The accepted wisdom is that the party is not likely to win any seats in the federal parliament but there is some uncertainty behind Der Spiegel's somewhat dismissive coverage. What if they do attract support, is the clear message behind this and other articles. Well, what, indeed. It has always been my conviction that no other country can destroy the European Union. The whole box of tricks requires endless feelings of guilt from Germans, none of whom can be said any longer to be responsible for the horrors of Nazism and the war. The people of Germany have, on all evidence, understood that but not the political class. Not yet.


  1. Well, German industry wants the Euro, for it makes sure that most of the countries that are top importers of German goods and services can't devalue their currencies vis-as-vis our own.

  2. An overvalued DM is not likely to be helpful, I agree. But there is the problem of endless resources being wasted (and they are endless) on rescuing the other eurozone countries.

  3. Yes, but industry reaps the rewards, it is tax-payer that pays for the rescues ;)

  4. The distinction is not altogether clear to me.

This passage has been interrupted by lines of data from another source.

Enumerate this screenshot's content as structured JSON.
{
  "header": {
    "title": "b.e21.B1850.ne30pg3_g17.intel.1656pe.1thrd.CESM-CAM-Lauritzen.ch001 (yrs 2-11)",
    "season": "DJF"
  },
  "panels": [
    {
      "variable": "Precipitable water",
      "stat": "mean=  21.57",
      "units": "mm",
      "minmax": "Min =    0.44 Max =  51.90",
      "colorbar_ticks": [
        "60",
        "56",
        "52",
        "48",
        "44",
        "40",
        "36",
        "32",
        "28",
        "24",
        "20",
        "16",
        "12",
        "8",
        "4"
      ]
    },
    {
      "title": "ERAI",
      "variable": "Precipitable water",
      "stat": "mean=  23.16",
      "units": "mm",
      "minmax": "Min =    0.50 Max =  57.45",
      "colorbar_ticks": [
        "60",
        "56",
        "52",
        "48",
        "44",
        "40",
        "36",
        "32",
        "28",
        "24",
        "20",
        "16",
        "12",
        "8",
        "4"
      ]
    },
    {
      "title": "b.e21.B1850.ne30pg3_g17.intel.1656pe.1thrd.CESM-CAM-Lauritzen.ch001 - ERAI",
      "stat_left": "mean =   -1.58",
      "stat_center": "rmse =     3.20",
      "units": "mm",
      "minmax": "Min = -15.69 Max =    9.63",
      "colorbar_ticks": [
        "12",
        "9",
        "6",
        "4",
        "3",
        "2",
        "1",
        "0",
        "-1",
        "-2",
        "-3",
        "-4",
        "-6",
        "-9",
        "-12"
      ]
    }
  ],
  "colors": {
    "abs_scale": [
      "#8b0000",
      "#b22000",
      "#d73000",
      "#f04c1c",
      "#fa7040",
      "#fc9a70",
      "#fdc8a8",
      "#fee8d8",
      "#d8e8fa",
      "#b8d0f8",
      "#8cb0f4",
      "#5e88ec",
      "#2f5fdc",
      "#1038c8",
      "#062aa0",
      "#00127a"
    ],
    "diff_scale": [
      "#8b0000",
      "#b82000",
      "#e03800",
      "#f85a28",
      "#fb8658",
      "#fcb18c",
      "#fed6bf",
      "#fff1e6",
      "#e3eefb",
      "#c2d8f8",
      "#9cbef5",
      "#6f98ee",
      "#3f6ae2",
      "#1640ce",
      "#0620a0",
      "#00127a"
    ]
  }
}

I suppose we shall have no clear idea until the election.

  5. The distinction is that the Geman import from other Eurozone countries is kept to a minimum because the German household economy is one of the poorest in the EZ.

    There are definite problems with this statistics but even if it does not tell the whole truth, no wonder that the German authorities tried to hide it for as long as possible:

    Total Fiasco: Germans Are The Poorest, Cypriots The Second Richest In The Eurozone



  6. Which might make the German taxpayer and voter somewhat irate.

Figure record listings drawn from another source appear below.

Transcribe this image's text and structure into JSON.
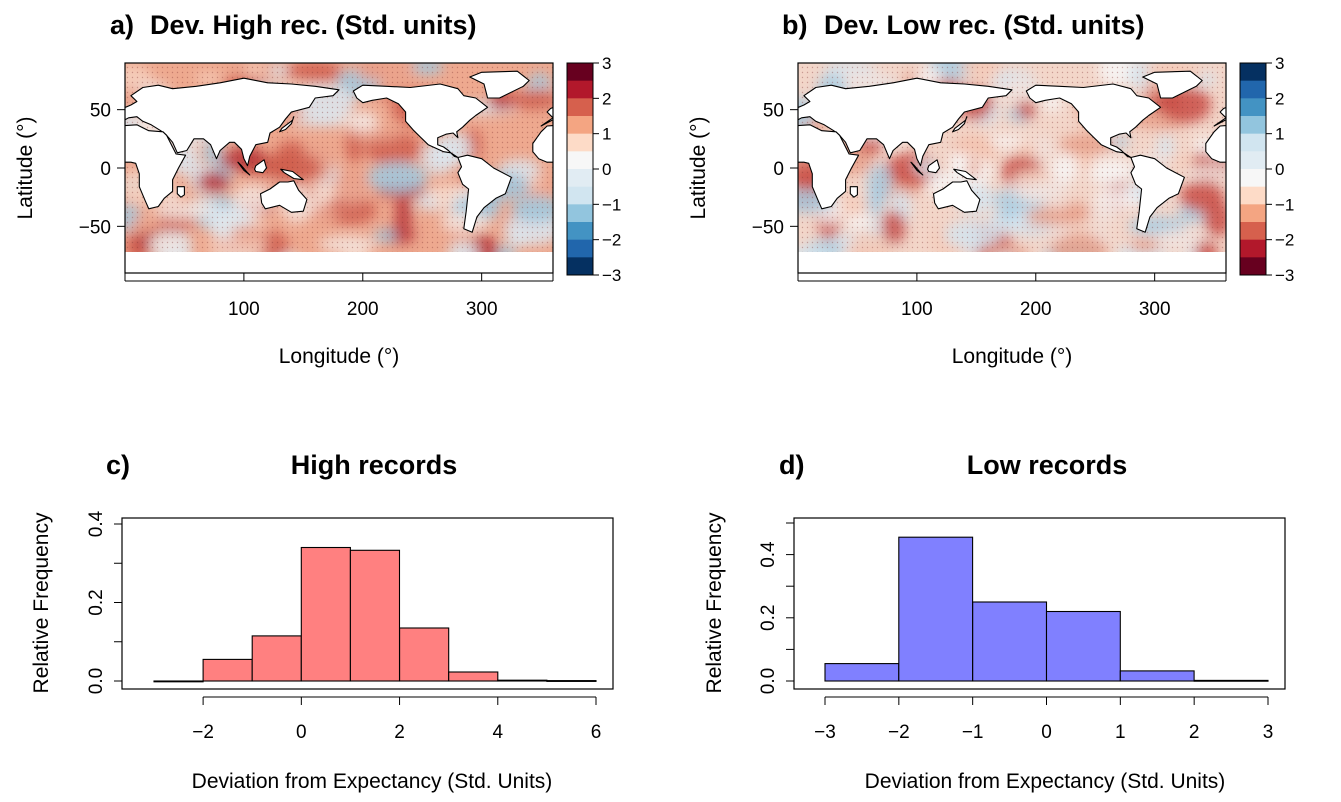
{
  "chart_data": [
    {
      "type": "heatmap",
      "panel_label": "a)",
      "title": "Dev. High rec. (Std. units)",
      "xlabel": "Longitude (°)",
      "ylabel": "Latitude (°)",
      "xlim": [
        0,
        360
      ],
      "ylim": [
        -90,
        90
      ],
      "xticks": [
        100,
        200,
        300
      ],
      "yticks": [
        -50,
        0,
        50
      ],
      "colorbar": {
        "ticks": [
          "3",
          "2",
          "1",
          "0",
          "−1",
          "−2",
          "−3"
        ],
        "colors_top_to_bottom": [
          "#67001f",
          "#b2182b",
          "#d6604d",
          "#f4a582",
          "#fddbc7",
          "#f7f7f7",
          "#e1ecf3",
          "#d1e5f0",
          "#92c5de",
          "#4393c3",
          "#2166ac",
          "#053061"
        ]
      },
      "background_colors": [
        "#e9a08a",
        "#f7d3c2",
        "#d05f4f",
        "#f3e6e0",
        "#dbe9f2",
        "#b7353a",
        "#9fc9e0"
      ]
    },
    {
      "type": "heatmap",
      "panel_label": "b)",
      "title": "Dev. Low rec. (Std. units)",
      "xlabel": "Longitude (°)",
      "ylabel": "Latitude (°)",
      "xlim": [
        0,
        360
      ],
      "ylim": [
        -90,
        90
      ],
      "xticks": [
        100,
        200,
        300
      ],
      "yticks": [
        -50,
        0,
        50
      ],
      "colorbar": {
        "ticks": [
          "3",
          "2",
          "1",
          "0",
          "−1",
          "−2",
          "−3"
        ],
        "colors_top_to_bottom": [
          "#053061",
          "#2166ac",
          "#4393c3",
          "#92c5de",
          "#d1e5f0",
          "#e1ecf3",
          "#f7f7f7",
          "#fddbc7",
          "#f4a582",
          "#d6604d",
          "#b2182b",
          "#67001f"
        ]
      },
      "background_colors": [
        "#f4c9b6",
        "#f0e3de",
        "#e8a08a",
        "#d5e6f1",
        "#c94d47",
        "#f7f7f7",
        "#a9cee3"
      ]
    },
    {
      "type": "bar",
      "panel_label": "c)",
      "title": "High records",
      "xlabel": "Deviation from Expectancy (Std. Units)",
      "ylabel": "Relative Frequency",
      "bin_edges": [
        -3,
        -2,
        -1,
        0,
        1,
        2,
        3,
        4,
        5,
        6
      ],
      "values": [
        0.0,
        0.055,
        0.115,
        0.34,
        0.333,
        0.135,
        0.023,
        0.002,
        0.001
      ],
      "xlim": [
        -3,
        6
      ],
      "ylim": [
        0,
        0.4
      ],
      "xticks": [
        -2,
        0,
        2,
        4,
        6
      ],
      "xtick_labels": [
        "−2",
        "0",
        "2",
        "4",
        "6"
      ],
      "yticks": [
        0.0,
        0.1,
        0.2,
        0.3,
        0.4
      ],
      "ytick_labels": [
        "0.0",
        "",
        "0.2",
        "",
        "0.4"
      ],
      "bar_color": "#ff8080"
    },
    {
      "type": "bar",
      "panel_label": "d)",
      "title": "Low records",
      "xlabel": "Deviation from Expectancy (Std. Units)",
      "ylabel": "Relative Frequency",
      "bin_edges": [
        -3,
        -2,
        -1,
        0,
        1,
        2,
        3
      ],
      "values": [
        0.055,
        0.455,
        0.25,
        0.22,
        0.032,
        0.002
      ],
      "xlim": [
        -3,
        3
      ],
      "ylim": [
        0,
        0.5
      ],
      "xticks": [
        -3,
        -2,
        -1,
        0,
        1,
        2,
        3
      ],
      "xtick_labels": [
        "−3",
        "−2",
        "−1",
        "0",
        "1",
        "2",
        "3"
      ],
      "yticks": [
        0.0,
        0.1,
        0.2,
        0.3,
        0.4,
        0.5
      ],
      "ytick_labels": [
        "0.0",
        "",
        "0.2",
        "",
        "0.4",
        ""
      ],
      "bar_color": "#8080ff"
    }
  ]
}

  7. Yes, the German taxpayers will be a tad irate.

    However, as I mentioned above, there are difficulties with these types of comparisons, and that is not only how the statistics is gathered, but how to interpret the results.

    Wolfgang Münchau has a completely different take on this report:

    The riddle of Europe’s single currency with many values

    His conclusion is damning:

    "This leaves me to conclude that the unit of account is really not the same across the eurozone - that Spain and Germany have a different euro.
    Of course, I would not expect the ECB or any other European institution to conclude that the euro is not the same in Germany as in Spain. It is their job to deny this. But the imposition of capital controls in Cyprus has set a precedent. It now has a new currency. I call it the Cypriot euro. According to the ECB's study, Germany also has its own currency - the German euro - and it is massively undervalued."

    None of the interpretations tell the whole truth, but Münchau's is probably closer to the reality. But how come? Shouldn't the Euro make the whole Eurozone into a single market??? Well, that was what we were told, but already a year or so after the introduction of the Euro, it was seen not to work. Fritz Bolkestein, finance commissioner at that time, gave a talk to the Kangaroo club in 2003, and warned that the price convergence had stalled since 1999. This is in concordance with Münchau's statement that "the price gap also affects tradeable goods: European cross-border retail markets are not working efficiently."

    Some currency union!


  8. "The distinction is not altogether clear to me. I suppose we shall have no clear idea until the election."

    It basically is a case of "privatizing the profits and nationalising the losses"

    The Euro allows German industry to sell more to other countries in the Euro zone than they otherwise would be able to. The problem is that the resulting German export surpluses are at the same time a large part of other countries' deficits that make it necessary to bail them out.